Many times in this blog I've talked about how debts and expenses of an estate are to be paid before the beneficiaries receive their inheritances. Now a reader has asked a really good question about the next step in that process, particularly where there might not be enough money in the estate to pay debts and expenses as well as all of the gifts set out in the will.
Here's the question:
"Cash gifts are distributed after the estate has paid expenses. If there are insufficient funds to pay the gifts are the prorated according to the funds available?"
The answer is a bit complicated but I'll do my best to keep it brief. By the way, I addressed this issue in a paper I wrote a couple of years ago for the Legal Education Society of Alberta called "Taxation of the Average Estate", which is available online by clicking here.
The first thing you have to do is read the will carefully to see whether it gives any specific instructions about paying taxes. Most don't, beyond giving a direction to the executor simply to pay debts. If there are specific instructions, then obviously you must follow them. The answer I'm giving below applies when there are no specific instructions in the will.

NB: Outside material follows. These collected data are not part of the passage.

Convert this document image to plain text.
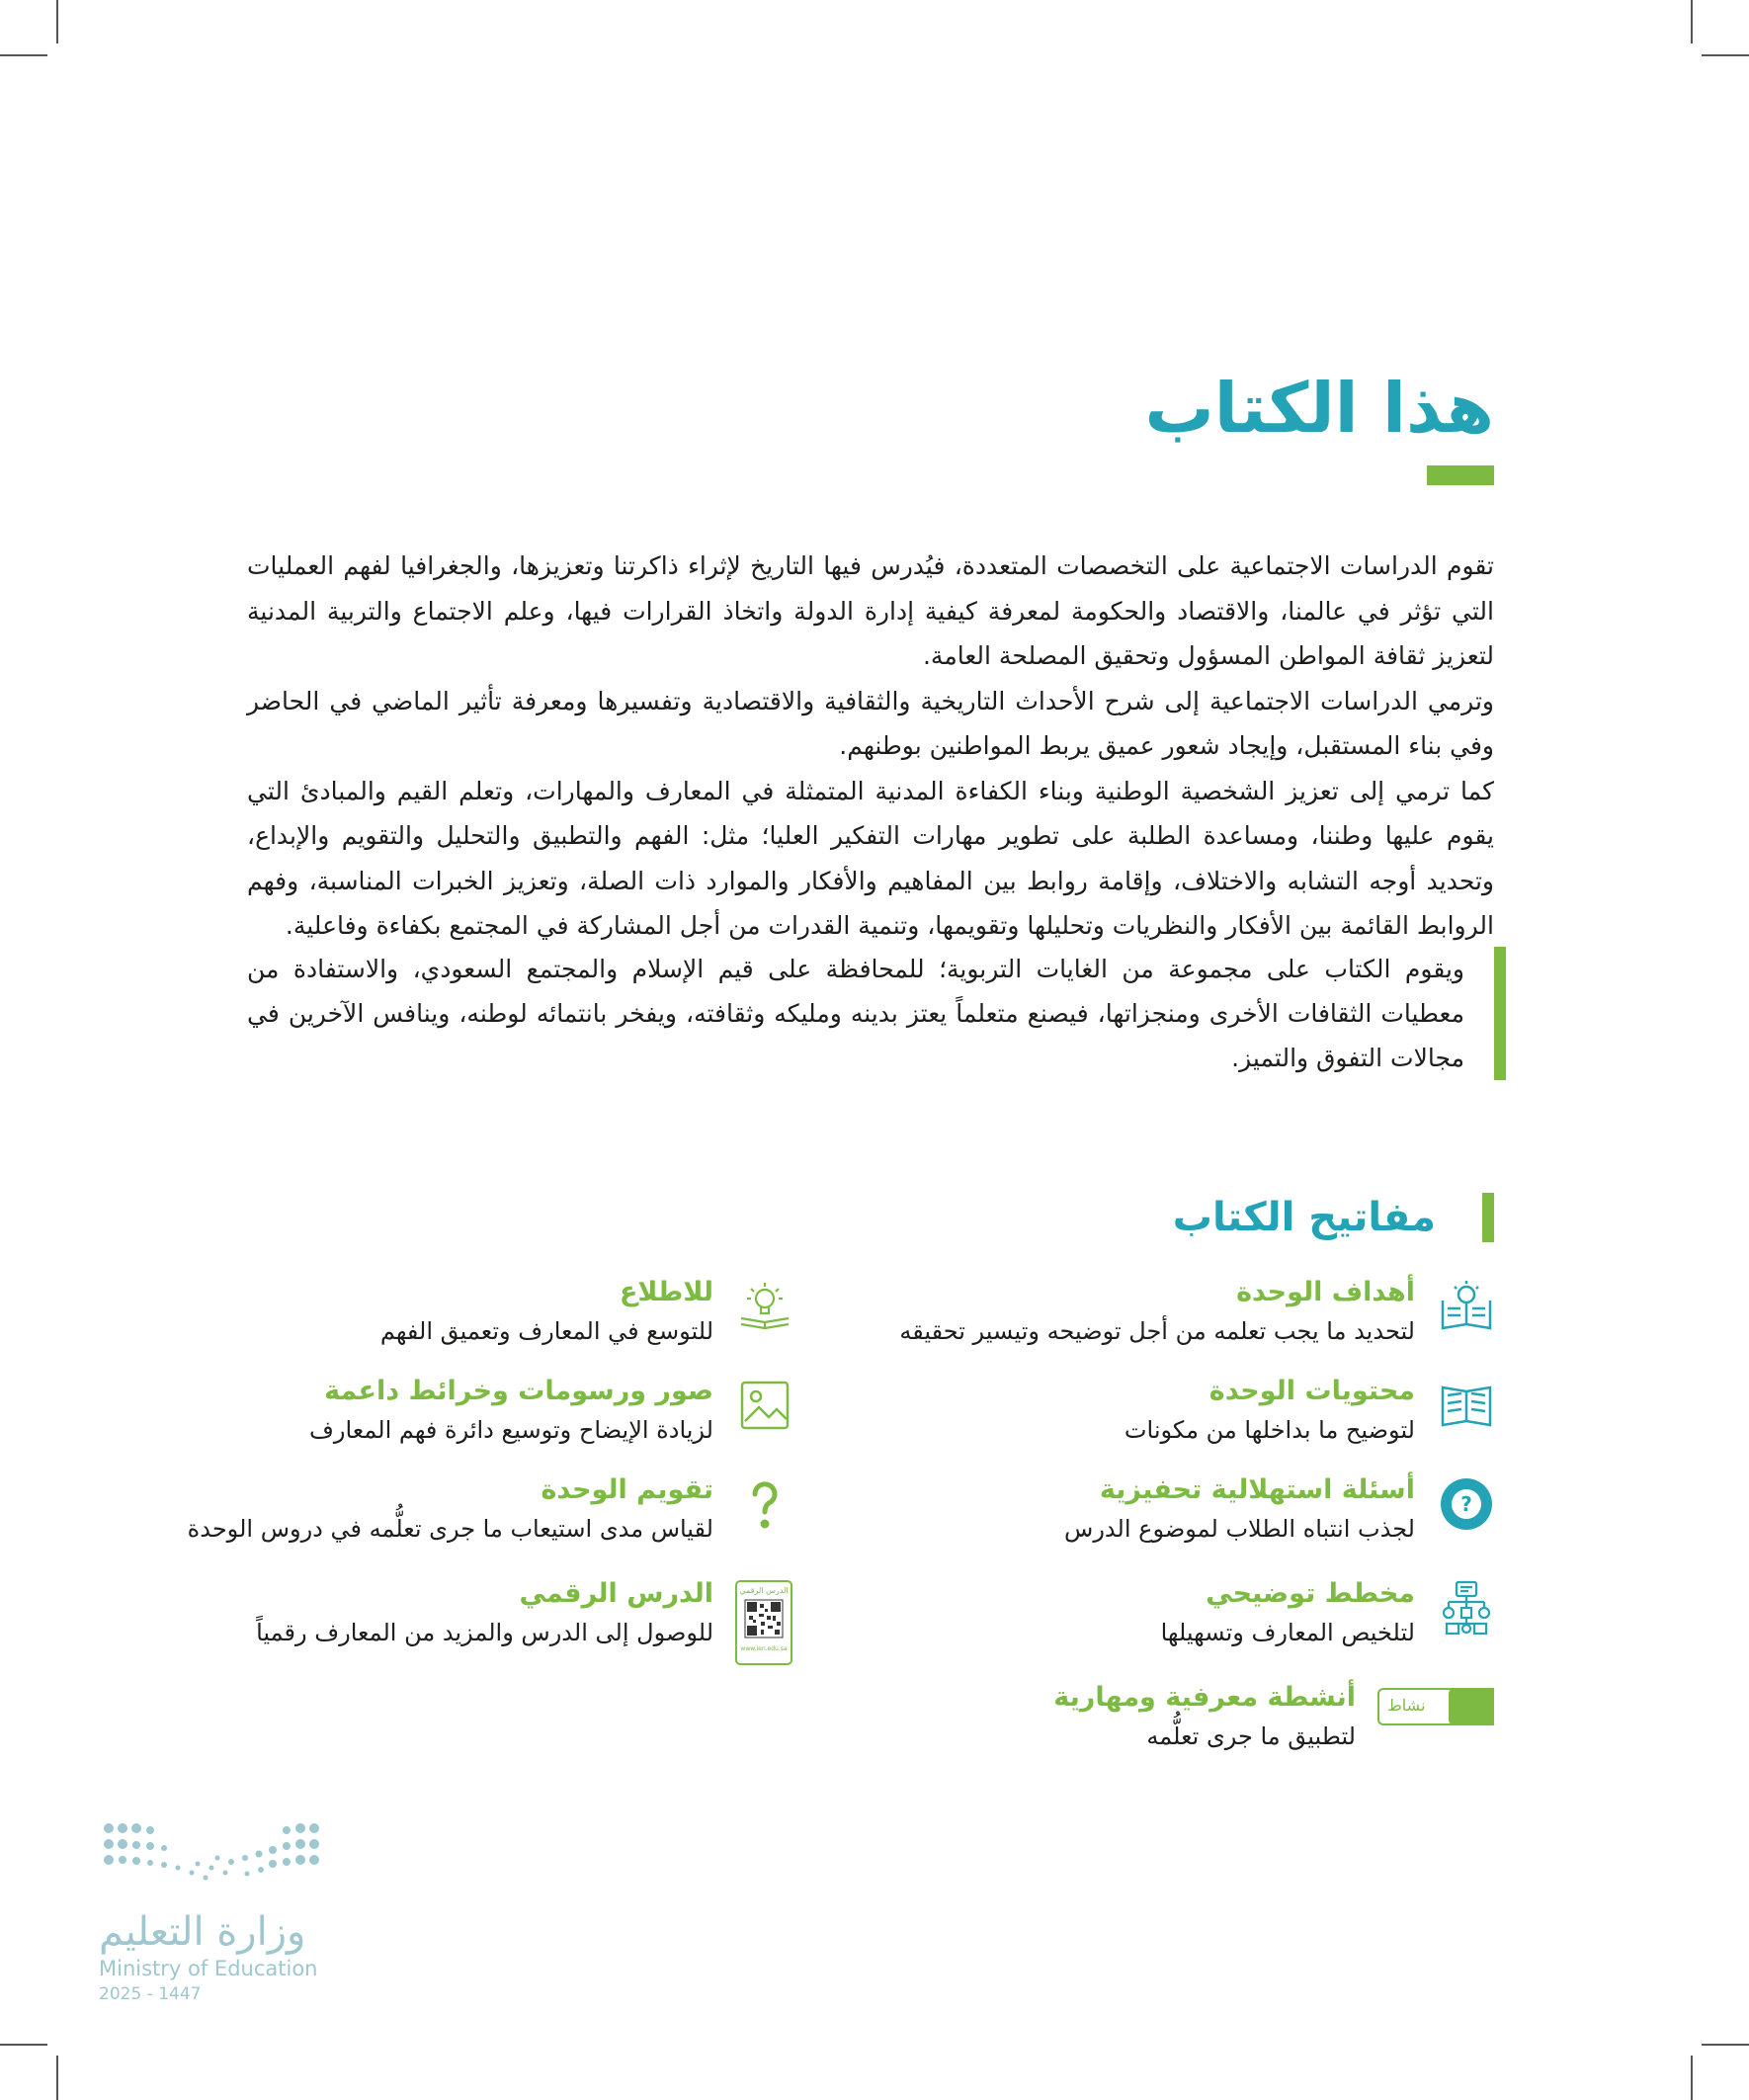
هذا الكتاب

تقوم الدراسات الاجتماعية على التخصصات المتعددة، فيُدرس فيها التاريخ لإثراء ذاكرتنا وتعزيزها، والجغرافيا لفهم العمليات التي تؤثر في عالمنا، والاقتصاد والحكومة لمعرفة كيفية إدارة الدولة واتخاذ القرارات فيها، وعلم الاجتماع والتربية المدنية لتعزيز ثقافة المواطن المسؤول وتحقيق المصلحة العامة.

وترمي الدراسات الاجتماعية إلى شرح الأحداث التاريخية والثقافية والاقتصادية وتفسيرها ومعرفة تأثير الماضي في الحاضر وفي بناء المستقبل، وإيجاد شعور عميق يربط المواطنين بوطنهم.

كما ترمي إلى تعزيز الشخصية الوطنية وبناء الكفاءة المدنية المتمثلة في المعارف والمهارات، وتعلم القيم والمبادئ التي يقوم عليها وطننا، ومساعدة الطلبة على تطوير مهارات التفكير العليا؛ مثل: الفهم والتطبيق والتحليل والتقويم والإبداع، وتحديد أوجه التشابه والاختلاف، وإقامة روابط بين المفاهيم والأفكار والموارد ذات الصلة، وتعزيز الخبرات المناسبة، وفهم الروابط القائمة بين الأفكار والنظريات وتحليلها وتقويمها، وتنمية القدرات من أجل المشاركة في المجتمع بكفاءة وفاعلية.

ويقوم الكتاب على مجموعة من الغايات التربوية؛ للمحافظة على قيم الإسلام والمجتمع السعودي، والاستفادة من معطيات الثقافات الأخرى ومنجزاتها، فيصنع متعلماً يعتز بدينه ومليكه وثقافته، ويفخر بانتمائه لوطنه، وينافس الآخرين في مجالات التفوق والتميز.

مفاتيح الكتاب
أهداف الوحدة
لتحديد ما يجب تعلمه من أجل توضيحه وتيسير تحقيقه
محتويات الوحدة
لتوضيح ما بداخلها من مكونات
?
أسئلة استهلالية تحفيزية
لجذب انتباه الطلاب لموضوع الدرس
مخطط توضيحي
لتلخيص المعارف وتسهيلها
نشاط
أنشطة معرفية ومهارية
لتطبيق ما جرى تعلُّمه
للاطلاع
للتوسع في المعارف وتعميق الفهم
صور ورسومات وخرائط داعمة
لزيادة الإيضاح وتوسيع دائرة فهم المعارف
تقويم الوحدة
لقياس مدى استيعاب ما جرى تعلُّمه في دروس الوحدة
الدرس الرقمي
www.ien.edu.sa
الدرس الرقمي
للوصول إلى الدرس والمزيد من المعارف رقمياً
وزارة التعليم
Ministry of Education
2025 - 1447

Let's say that John's will gives $5,000 to his friend Lucy, and divides the rest of the estate among his nephews, Frank, Lloyd and Joe. The gift to Lucy is called a specific gift. The gifts to Frank, Lloyd and Joe are residuary gifts because these three people share the residue, or rest, of the estate. The type of gift matters because debts are paid first from the residue. So if there were only $5,001 in John's estate after payment of debts, Lucy would get the $5,000 and the other three would split the last dollar.
Within the residue itself, personalty would be used up before realty. So if there were cash or vehicles in the residue, they would have to be sold and used to pay debts before real estate in the residue was sold for debts.
I believe this reader's question asks about what to do when there are several specific gifts to be paid and there isn't enough to pay all of them. If some of the gifts were cash and some were realty, cash gifts would have to be completely consumed by debts before realty gifts were used. So it could work out that one person (getting the lake lot for example) might still get that gift even though the next person didn't get their gift because it was cash.
If there were several gifts to be paid - all cash - and none were treated any differently than the others in the will, I would agree with the reader's suggestion to pro-rate them after payment of debts. It would be difficult for any one beneficiary to argue that he or she had been treated unfairly if this approach to division was used.
Keep in mind that if the recipient of any of those gifts is a dependent of the deceased (spouse, minor child, handicapped adult child), he or she might decide to contest the will to get a greater share. They have only a limited time to do this.